DEUTZ and Rolls-Royce’s Power Systems Business Unit recently reached a general agreement on the takeover by DEUTZ of sales and service operations for various industrial engines in the 5 to 16-litre range with a maximum power output of up to 480kW. Subject to final agreement, DEUTZ is taking over the distribution of the mtu Classic series and the mtu engine series 1000-1500, which are based on three Daimler Truck engine platforms.

The engines are used in various off-highway applications, including in mining in applications like surface ADT trucks, as well as underground trucks, loaders and drills. In addition, DEUTZ is taking over the service operations for engines that are already in service.

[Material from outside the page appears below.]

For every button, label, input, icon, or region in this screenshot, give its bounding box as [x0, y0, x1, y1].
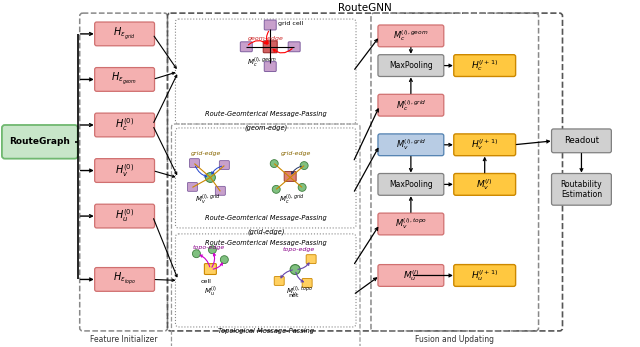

Earlier this year, DEUTZ entered into a cooperation with Daimler Truck to develop and market medium- and heavy-duty engines (MDEG and HDEP platforms) in the off-highway segment, which is scheduled to begin in 2028. With the agreed takeover of the sales and service operations from Rolls-Royce Power Systems, DEUTZ is now taking over the marketing of the off-highway variants of these engines from 2024. In addition, the agreement includes the distribution of the older mtu Classic series (Daimler Truck engine series OM900 & OM460).

“With the takeover of the sales and service operations from Rolls-Royce Power Systems, we are taking the next major step towards growth in our business with modern internal combustion engines,” said DEUTZ CEO Dr Sebastian C Schulte. “This is an important element that will help us play an active role in the consolidation of the market.”

The takeover DEUTZ says provides further evidence of success in implementing its Dual+ strategy, which aims to boost the development of a green product portfolio and at the same time optimise and further develop conventional engines. When the strategy was presented in January 2023, the company announced that it intends to firmly establish DEUTZ among the top three independent drive manufacturers – including through acquisitions and cooperations.

DEUTZ CTO & CSO Dr Ing Markus Müller explains: “With the earlier access to the engine platforms, we can offer existing and potential customers a much better approach for the transition. Customers gain planning security and we benefit from faster market access.”

After the conclusion of the agreement, DEUTZ expects additional revenue of around €300 million per year with an EBIT margin exceeding the current group margin. The expected purchase price for the engine portfolio is a high double-digit million Euro amount. Following a final agreement, the closing – subject to regulatory approvals – is expected from mid-2024.